The Impeachers: The Trial of Andrew Johnson and the Dream of a Just Nation
“The Impeachers: The Trial of Andrew Johnson and the Dream of a Just Nation is not only an important book that reminds us of a historical moment we might have been in danger of forgetting, it also serves as a reminder that what was is never all that far from what is.”
On March 4, 1865, at around noon in the Senate Chamber in Washington D.C., Andrew Johnson rose to take the oath of office as vice president of the United States and to give a few short remarks as was customary. Those short remarks turned into a 20-minute harangue—slurring, rambling, and nearly incoherent—during which Johnson stressed his plebian origins, insisted he was neither vain nor arrogant, touched upon his common upbringing (again), bragged about how humble he was (again), and took pains to thank every member of Lincoln’s cabinet—but couldn’t quite recall Secretary of the Navy Gideon Welles’s name. As Carl Sandburg noted in Abraham Lincoln: The War Years, “Andy was in a mood.”
That Andrew Johnson had that morning enjoyed up to three tumblers of whiskey seems almost certain; that he was still suffering from a recent attack of typhoid fever, less so. At any rate, the cadres of serious, war-worn lawmakers and their guests and families assembled to hear him on that gray, rainy morning were, by turns, horrified and mortified. Finally, outgoing Vice President Hannibal Hamlin tugged at Johnson’s coattails a few times, and Johnson went on a bit longer before finally repeating his oath of office. Then he faced his audience, took up the Bible he’d sworn upon, and gave it a loud, sloppy kiss. All the while, Abraham Lincoln sat in the audience studying his shoes.
Forty-two days later, the American Civil War was all but over, Lincoln was killed by an assassin’s bullet, and Andrew Johnson became the 17th president of the United States.

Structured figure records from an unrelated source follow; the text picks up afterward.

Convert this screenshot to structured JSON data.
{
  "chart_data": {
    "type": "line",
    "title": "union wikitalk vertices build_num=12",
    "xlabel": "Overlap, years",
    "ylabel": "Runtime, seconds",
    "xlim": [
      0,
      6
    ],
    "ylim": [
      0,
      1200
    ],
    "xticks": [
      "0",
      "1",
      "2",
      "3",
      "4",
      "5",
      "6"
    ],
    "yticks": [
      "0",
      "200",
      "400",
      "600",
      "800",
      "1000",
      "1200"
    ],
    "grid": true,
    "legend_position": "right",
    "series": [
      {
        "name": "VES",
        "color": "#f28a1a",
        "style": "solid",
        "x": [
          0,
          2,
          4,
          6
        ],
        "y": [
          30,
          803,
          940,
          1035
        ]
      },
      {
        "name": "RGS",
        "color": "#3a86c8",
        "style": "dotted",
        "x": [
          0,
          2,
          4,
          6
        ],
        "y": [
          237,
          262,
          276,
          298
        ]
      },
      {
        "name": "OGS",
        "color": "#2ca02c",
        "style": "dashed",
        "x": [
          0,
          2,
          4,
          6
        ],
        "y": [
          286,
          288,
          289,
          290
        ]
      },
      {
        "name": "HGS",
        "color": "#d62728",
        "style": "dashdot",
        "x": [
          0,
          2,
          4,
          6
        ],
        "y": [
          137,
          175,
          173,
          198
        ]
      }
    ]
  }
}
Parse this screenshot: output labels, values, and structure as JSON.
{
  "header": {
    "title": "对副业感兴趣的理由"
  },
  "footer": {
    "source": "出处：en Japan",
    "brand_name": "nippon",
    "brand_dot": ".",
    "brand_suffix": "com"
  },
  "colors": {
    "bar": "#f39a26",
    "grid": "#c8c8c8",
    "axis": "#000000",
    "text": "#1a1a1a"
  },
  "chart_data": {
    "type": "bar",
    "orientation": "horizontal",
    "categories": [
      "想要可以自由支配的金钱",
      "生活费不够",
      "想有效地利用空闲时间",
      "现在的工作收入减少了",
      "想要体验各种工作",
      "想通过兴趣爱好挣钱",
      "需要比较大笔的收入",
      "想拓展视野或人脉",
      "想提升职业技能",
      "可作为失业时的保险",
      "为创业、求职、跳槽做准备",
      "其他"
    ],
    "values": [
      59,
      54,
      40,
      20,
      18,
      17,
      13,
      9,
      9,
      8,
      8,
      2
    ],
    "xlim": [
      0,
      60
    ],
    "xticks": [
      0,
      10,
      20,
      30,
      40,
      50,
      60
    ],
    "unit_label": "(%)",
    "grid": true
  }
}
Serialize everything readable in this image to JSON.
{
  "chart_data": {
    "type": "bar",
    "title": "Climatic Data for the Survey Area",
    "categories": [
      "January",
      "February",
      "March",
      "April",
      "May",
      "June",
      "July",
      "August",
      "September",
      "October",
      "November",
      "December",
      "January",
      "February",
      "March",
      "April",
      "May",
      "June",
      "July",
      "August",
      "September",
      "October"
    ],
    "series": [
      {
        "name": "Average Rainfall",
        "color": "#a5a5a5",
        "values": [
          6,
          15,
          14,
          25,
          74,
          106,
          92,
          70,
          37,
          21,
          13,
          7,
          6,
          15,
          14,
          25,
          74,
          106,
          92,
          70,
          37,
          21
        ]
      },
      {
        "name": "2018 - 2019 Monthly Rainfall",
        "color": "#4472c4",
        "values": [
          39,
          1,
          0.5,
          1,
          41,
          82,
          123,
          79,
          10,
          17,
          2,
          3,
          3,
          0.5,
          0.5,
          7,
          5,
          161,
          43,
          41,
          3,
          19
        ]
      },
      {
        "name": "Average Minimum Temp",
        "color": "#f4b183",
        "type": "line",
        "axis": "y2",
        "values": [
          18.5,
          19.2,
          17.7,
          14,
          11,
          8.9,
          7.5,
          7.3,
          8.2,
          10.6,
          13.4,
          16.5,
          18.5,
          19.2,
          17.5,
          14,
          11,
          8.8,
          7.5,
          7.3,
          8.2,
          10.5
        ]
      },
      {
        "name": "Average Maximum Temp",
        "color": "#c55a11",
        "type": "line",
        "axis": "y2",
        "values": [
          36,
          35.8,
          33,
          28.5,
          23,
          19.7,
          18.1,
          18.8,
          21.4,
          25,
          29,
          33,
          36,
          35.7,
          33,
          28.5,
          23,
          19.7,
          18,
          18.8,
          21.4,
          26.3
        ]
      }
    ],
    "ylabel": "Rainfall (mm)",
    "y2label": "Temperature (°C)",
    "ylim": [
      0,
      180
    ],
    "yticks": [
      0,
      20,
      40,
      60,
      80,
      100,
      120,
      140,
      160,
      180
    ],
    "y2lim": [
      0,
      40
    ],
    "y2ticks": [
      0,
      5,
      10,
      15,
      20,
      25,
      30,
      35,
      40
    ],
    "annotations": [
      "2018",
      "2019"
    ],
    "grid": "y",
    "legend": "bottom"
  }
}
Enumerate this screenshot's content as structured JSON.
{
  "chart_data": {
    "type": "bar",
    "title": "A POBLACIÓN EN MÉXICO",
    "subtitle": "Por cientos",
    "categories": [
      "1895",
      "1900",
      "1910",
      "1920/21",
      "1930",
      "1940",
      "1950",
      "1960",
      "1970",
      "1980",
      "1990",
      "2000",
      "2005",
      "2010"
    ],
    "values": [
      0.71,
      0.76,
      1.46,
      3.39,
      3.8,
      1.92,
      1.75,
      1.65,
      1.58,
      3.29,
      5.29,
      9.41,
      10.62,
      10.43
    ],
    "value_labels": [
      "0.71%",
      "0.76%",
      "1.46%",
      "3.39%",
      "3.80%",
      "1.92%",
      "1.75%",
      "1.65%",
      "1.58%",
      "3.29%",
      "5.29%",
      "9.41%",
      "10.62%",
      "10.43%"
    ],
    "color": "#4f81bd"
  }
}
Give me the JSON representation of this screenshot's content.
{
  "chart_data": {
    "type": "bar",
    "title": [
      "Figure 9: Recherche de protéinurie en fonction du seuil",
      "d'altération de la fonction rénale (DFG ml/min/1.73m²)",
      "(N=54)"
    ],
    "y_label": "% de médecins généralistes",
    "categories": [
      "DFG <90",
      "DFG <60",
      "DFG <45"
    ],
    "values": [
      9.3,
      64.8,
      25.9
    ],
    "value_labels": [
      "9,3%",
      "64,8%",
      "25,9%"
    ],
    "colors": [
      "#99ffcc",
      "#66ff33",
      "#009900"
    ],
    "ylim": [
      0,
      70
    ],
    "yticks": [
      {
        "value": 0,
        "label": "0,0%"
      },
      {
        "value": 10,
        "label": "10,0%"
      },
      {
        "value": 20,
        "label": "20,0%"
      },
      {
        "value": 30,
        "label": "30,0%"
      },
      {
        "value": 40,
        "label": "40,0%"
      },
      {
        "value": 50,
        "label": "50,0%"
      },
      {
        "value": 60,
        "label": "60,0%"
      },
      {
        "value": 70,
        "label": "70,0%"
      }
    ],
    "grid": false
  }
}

Brenda Wineapple’s wonderful The Impeachers: The Trial of Andrew Johnson and the Dream of a Just Nation is not a biography of Andrew Johnson, nor of his presidency. Rather, it is a book about the political turbulence of the fractious post-war reconstruction era as America tried to find better footing for a more just nation going forward.
Wineapple’s clear, precise prose turns what could have been dry reading into a nearly edge-of-your seat narrative as we follow a flawed and outrageous demagogue trying his level best, it seems, to return the United States to its antebellum status quo through means both bombastic and underhanded.
Indeed, at nearly every turn, instead of taking the painful final steps toward Lincoln’s ideal of a just nation in the wake of so long and bloody a war, Wineapple’s narrative has Johnson scornfully repudiating nearly all the forward progress gained, with the final provocation that led to his impeachment proceedings hinging on his refusal to sign certain civil rights legislation.
Of course, to fully understand and appreciate such fraught times, one must treat with a veritable horde of ancillary characters, and here The Impeachers shines. From the indomitable Secretary of War, Edwin Stanton, holed-up in his office as Johnson attempts to replace him, to the fierce-but-frail Thaddeus Stevens being carried into the House of Representative to speak his piece, to Senator Charles Sumner, still unbowed even after his near-fatal caning on the floor of the Senate after speaking out against slavery, to Senator Edmund G. Ross, his deciding vote, and his infatuation with sugar-haired sculptor Vinnie Ream, Wineapple introduces us to the lofty and the low, the noble and the corrupt, and it is to her credit that the book never sinks beneath the weight of its necessary detail.
Though Brenda Wineapple at no time uses her subject as a pulpit to preach on current events, it is hard to approach a book like The Impeachers without looking at it through the lens of today. One of the smallest and, perhaps, least surprising revelations of The Impeachers is that those lofty and low characters are, at root, little different than those we see and read about every day. In the antebellum and war periods, the United States received beatings that nearly broke it, but the country kept stumbling forward. Brenda Wineapple’s The Impeachers: The Trial of Andrew Johnson and the Dream of a Just Nation is not only an important book that reminds us of a historical moment we might have been in danger of forgetting, it also serves as a reminder that what was is never all that far from what is.